# Anchor Line



## Brian Braithwaite (Jan 8, 2009)

Anyone out there from Egidia/Caledonia 1960/64.(K)


----------



## Ian (Mar 27, 2004)

Brian

Was on the Caledonia for around 3 - 4 months as 2nd R/O. Despite being the only Sassenach in the crew (all the Deck Officers were Scots, the Chief R/O and all the Engineers were Ulstermen, crew Goanese) I had a wonderful time.

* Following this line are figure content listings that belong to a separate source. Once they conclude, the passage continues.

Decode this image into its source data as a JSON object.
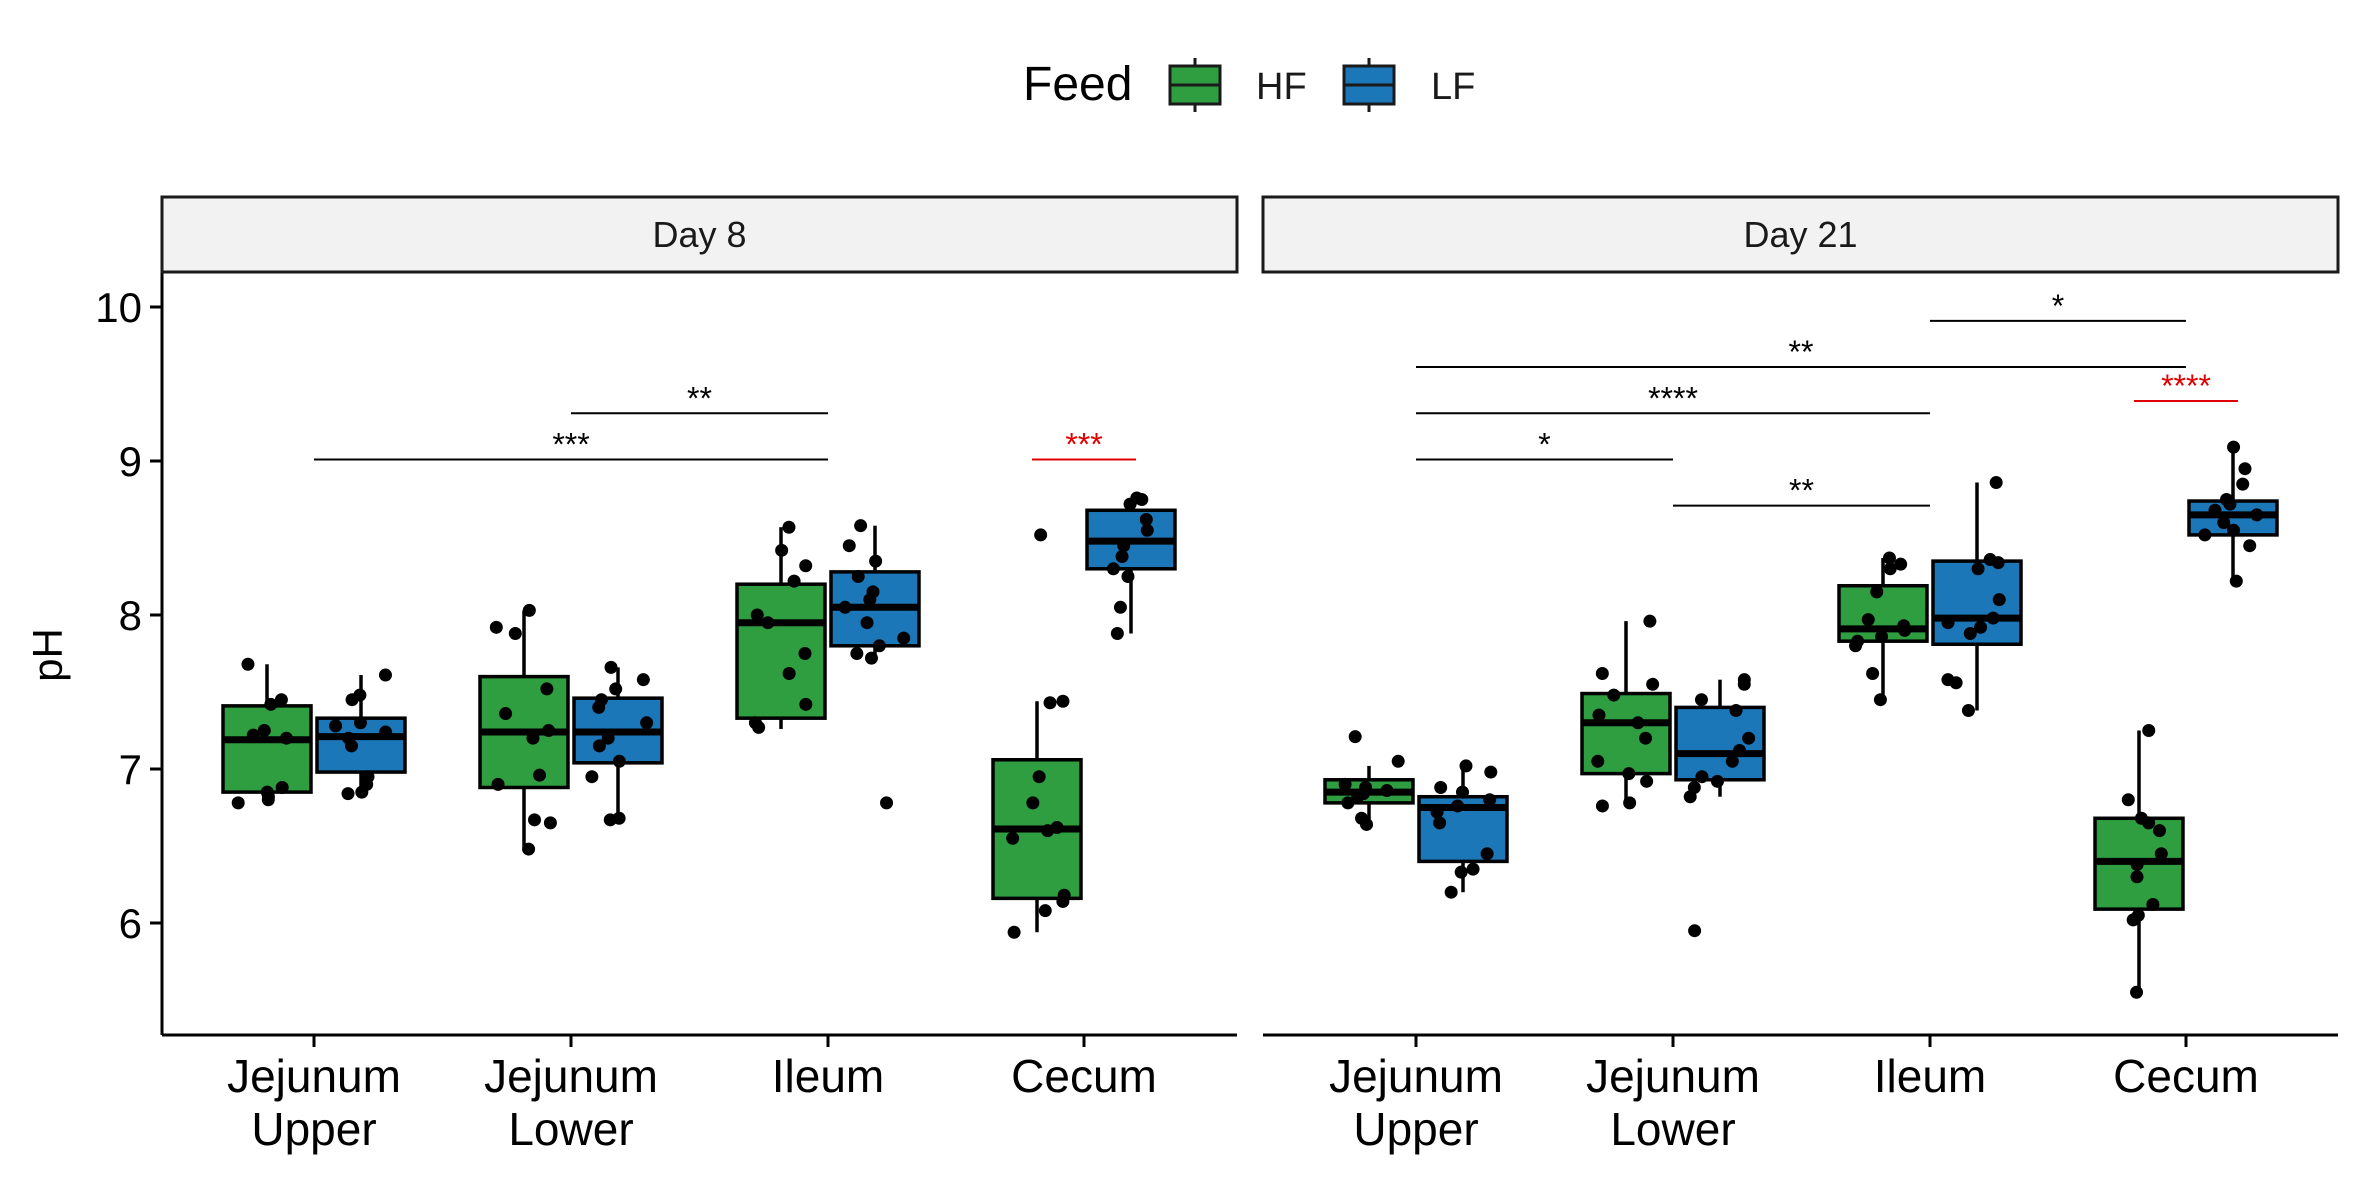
{
  "chart_data": {
    "type": "box",
    "ylabel": "pH",
    "ylim": [
      5.3,
      10.2
    ],
    "y_ticks": [
      6,
      7,
      8,
      9,
      10
    ],
    "grid": false,
    "legend": {
      "title": "Feed",
      "position": "top",
      "items": [
        {
          "label": "HF",
          "color": "#2e9e41"
        },
        {
          "label": "LF",
          "color": "#1c77b9"
        }
      ]
    },
    "categories": [
      {
        "lines": [
          "Jejunum",
          "Upper"
        ]
      },
      {
        "lines": [
          "Jejunum",
          "Lower"
        ]
      },
      {
        "lines": [
          "Ileum"
        ]
      },
      {
        "lines": [
          "Cecum"
        ]
      }
    ],
    "facets": [
      {
        "label": "Day 8",
        "groups": [
          {
            "series": [
              {
                "feed": "HF",
                "min": 6.78,
                "q1": 6.85,
                "median": 7.19,
                "q3": 7.41,
                "max": 7.68,
                "points": [
                  7.68,
                  7.45,
                  7.42,
                  7.25,
                  7.22,
                  7.2,
                  6.88,
                  6.85,
                  6.82,
                  6.8,
                  6.78
                ]
              },
              {
                "feed": "LF",
                "min": 6.84,
                "q1": 6.98,
                "median": 7.21,
                "q3": 7.33,
                "max": 7.61,
                "points": [
                  7.61,
                  7.48,
                  7.45,
                  7.3,
                  7.28,
                  7.24,
                  7.2,
                  7.15,
                  6.95,
                  6.9,
                  6.85,
                  6.84
                ]
              }
            ]
          },
          {
            "series": [
              {
                "feed": "HF",
                "min": 6.49,
                "q1": 6.88,
                "median": 7.24,
                "q3": 7.6,
                "max": 8.03,
                "points": [
                  8.03,
                  7.92,
                  7.88,
                  7.52,
                  7.36,
                  7.25,
                  7.2,
                  6.96,
                  6.9,
                  6.67,
                  6.65,
                  6.48
                ]
              },
              {
                "feed": "LF",
                "min": 6.67,
                "q1": 7.04,
                "median": 7.24,
                "q3": 7.46,
                "max": 7.66,
                "points": [
                  7.66,
                  7.58,
                  7.52,
                  7.45,
                  7.4,
                  7.3,
                  7.2,
                  7.15,
                  7.05,
                  6.95,
                  6.68,
                  6.67
                ]
              }
            ]
          },
          {
            "series": [
              {
                "feed": "HF",
                "min": 7.26,
                "q1": 7.33,
                "median": 7.95,
                "q3": 8.2,
                "max": 8.57,
                "points": [
                  8.57,
                  8.42,
                  8.32,
                  8.22,
                  8.0,
                  7.95,
                  7.75,
                  7.62,
                  7.42,
                  7.3,
                  7.27
                ]
              },
              {
                "feed": "LF",
                "min": 7.72,
                "q1": 7.8,
                "median": 8.05,
                "q3": 8.28,
                "max": 8.58,
                "points": [
                  8.58,
                  8.45,
                  8.35,
                  8.25,
                  8.15,
                  8.1,
                  8.05,
                  7.95,
                  7.85,
                  7.8,
                  7.75,
                  7.72,
                  6.78
                ]
              }
            ]
          },
          {
            "series": [
              {
                "feed": "HF",
                "min": 5.94,
                "q1": 6.16,
                "median": 6.61,
                "q3": 7.06,
                "max": 7.44,
                "points": [
                  8.52,
                  7.44,
                  7.43,
                  6.95,
                  6.78,
                  6.62,
                  6.6,
                  6.55,
                  6.18,
                  6.14,
                  6.08,
                  5.94
                ]
              },
              {
                "feed": "LF",
                "min": 7.88,
                "q1": 8.3,
                "median": 8.48,
                "q3": 8.68,
                "max": 8.76,
                "points": [
                  8.76,
                  8.75,
                  8.72,
                  8.62,
                  8.55,
                  8.45,
                  8.38,
                  8.3,
                  8.25,
                  8.05,
                  7.88
                ]
              }
            ]
          }
        ],
        "significance": [
          {
            "from": 0,
            "to": 2,
            "level": 9.01,
            "label": "***",
            "color": "#000000"
          },
          {
            "from": 1,
            "to": 2,
            "level": 9.31,
            "label": "**",
            "color": "#000000"
          },
          {
            "group": 3,
            "level": 9.01,
            "label": "***",
            "color": "#e00000"
          }
        ]
      },
      {
        "label": "Day 21",
        "groups": [
          {
            "series": [
              {
                "feed": "HF",
                "min": 6.65,
                "q1": 6.78,
                "median": 6.85,
                "q3": 6.93,
                "max": 7.02,
                "points": [
                  7.21,
                  7.05,
                  6.9,
                  6.88,
                  6.86,
                  6.84,
                  6.82,
                  6.78,
                  6.68,
                  6.64
                ]
              },
              {
                "feed": "LF",
                "min": 6.2,
                "q1": 6.4,
                "median": 6.75,
                "q3": 6.82,
                "max": 7.02,
                "points": [
                  7.02,
                  6.98,
                  6.88,
                  6.85,
                  6.8,
                  6.76,
                  6.72,
                  6.65,
                  6.45,
                  6.35,
                  6.33,
                  6.2
                ]
              }
            ]
          },
          {
            "series": [
              {
                "feed": "HF",
                "min": 6.76,
                "q1": 6.97,
                "median": 7.3,
                "q3": 7.49,
                "max": 7.96,
                "points": [
                  7.96,
                  7.62,
                  7.55,
                  7.48,
                  7.35,
                  7.3,
                  7.2,
                  7.05,
                  6.97,
                  6.92,
                  6.78,
                  6.76
                ]
              },
              {
                "feed": "LF",
                "min": 6.82,
                "q1": 6.93,
                "median": 7.1,
                "q3": 7.4,
                "max": 7.58,
                "points": [
                  7.58,
                  7.55,
                  7.45,
                  7.38,
                  7.2,
                  7.12,
                  7.05,
                  6.95,
                  6.92,
                  6.88,
                  6.82,
                  5.95
                ]
              }
            ]
          },
          {
            "series": [
              {
                "feed": "HF",
                "min": 7.45,
                "q1": 7.83,
                "median": 7.91,
                "q3": 8.19,
                "max": 8.37,
                "points": [
                  8.37,
                  8.33,
                  8.3,
                  8.15,
                  7.97,
                  7.93,
                  7.9,
                  7.86,
                  7.83,
                  7.8,
                  7.62,
                  7.45
                ]
              },
              {
                "feed": "LF",
                "min": 7.38,
                "q1": 7.81,
                "median": 7.98,
                "q3": 8.35,
                "max": 8.86,
                "points": [
                  8.86,
                  8.36,
                  8.34,
                  8.3,
                  8.1,
                  7.98,
                  7.95,
                  7.92,
                  7.88,
                  7.58,
                  7.56,
                  7.38
                ]
              }
            ]
          },
          {
            "series": [
              {
                "feed": "HF",
                "min": 5.55,
                "q1": 6.09,
                "median": 6.4,
                "q3": 6.68,
                "max": 7.25,
                "points": [
                  7.25,
                  6.8,
                  6.68,
                  6.65,
                  6.6,
                  6.45,
                  6.38,
                  6.3,
                  6.12,
                  6.05,
                  6.02,
                  5.55
                ]
              },
              {
                "feed": "LF",
                "min": 8.22,
                "q1": 8.52,
                "median": 8.65,
                "q3": 8.74,
                "max": 9.09,
                "points": [
                  9.09,
                  8.95,
                  8.85,
                  8.75,
                  8.72,
                  8.68,
                  8.65,
                  8.6,
                  8.55,
                  8.52,
                  8.45,
                  8.22
                ]
              }
            ]
          }
        ],
        "significance": [
          {
            "from": 0,
            "to": 1,
            "level": 9.01,
            "label": "*",
            "color": "#000000"
          },
          {
            "from": 1,
            "to": 2,
            "level": 8.71,
            "label": "**",
            "color": "#000000"
          },
          {
            "from": 0,
            "to": 2,
            "level": 9.31,
            "label": "****",
            "color": "#000000"
          },
          {
            "from": 0,
            "to": 3,
            "level": 9.61,
            "label": "**",
            "color": "#000000"
          },
          {
            "from": 2,
            "to": 3,
            "level": 9.91,
            "label": "*",
            "color": "#000000"
          },
          {
            "group": 3,
            "level": 9.39,
            "label": "****",
            "color": "#e00000"
          }
        ]
      }
    ]
  }
}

This could have been because some of the 300 or so passengers were friendly young ladies..and I was only nineteen... 

My Discharge Book shows I signed on in Glasgow 30 December 1960 and paid off in Liverpool 14 March '61. Good memories despite being in a minority of one!


----------



## Robinj (Jul 20, 2005)

Hi Brian, I was junior R/O on the Egidia Dec/60 to Mar/61, your name rings a bell you were apprentice along with Brian Purvis. Senior R/O was P.J. Kelly afraid they are the only names I can remember. The trip was Glasgow, Liverpool to India and Pakistan. Regards Robin


----------



## neilcowan (Mar 4, 2008)

Just seen this - so a late reply! I was first tripper cadet on Egidia May1959 -Sept 1959. The company then sold 3 ships (the remaining T class on the Atlantic - at least that was their story) and I was redundant almost before I started! Went then to Lyles and stayed with them until 3rd Mate then joined RFA.
All the best
Neil


----------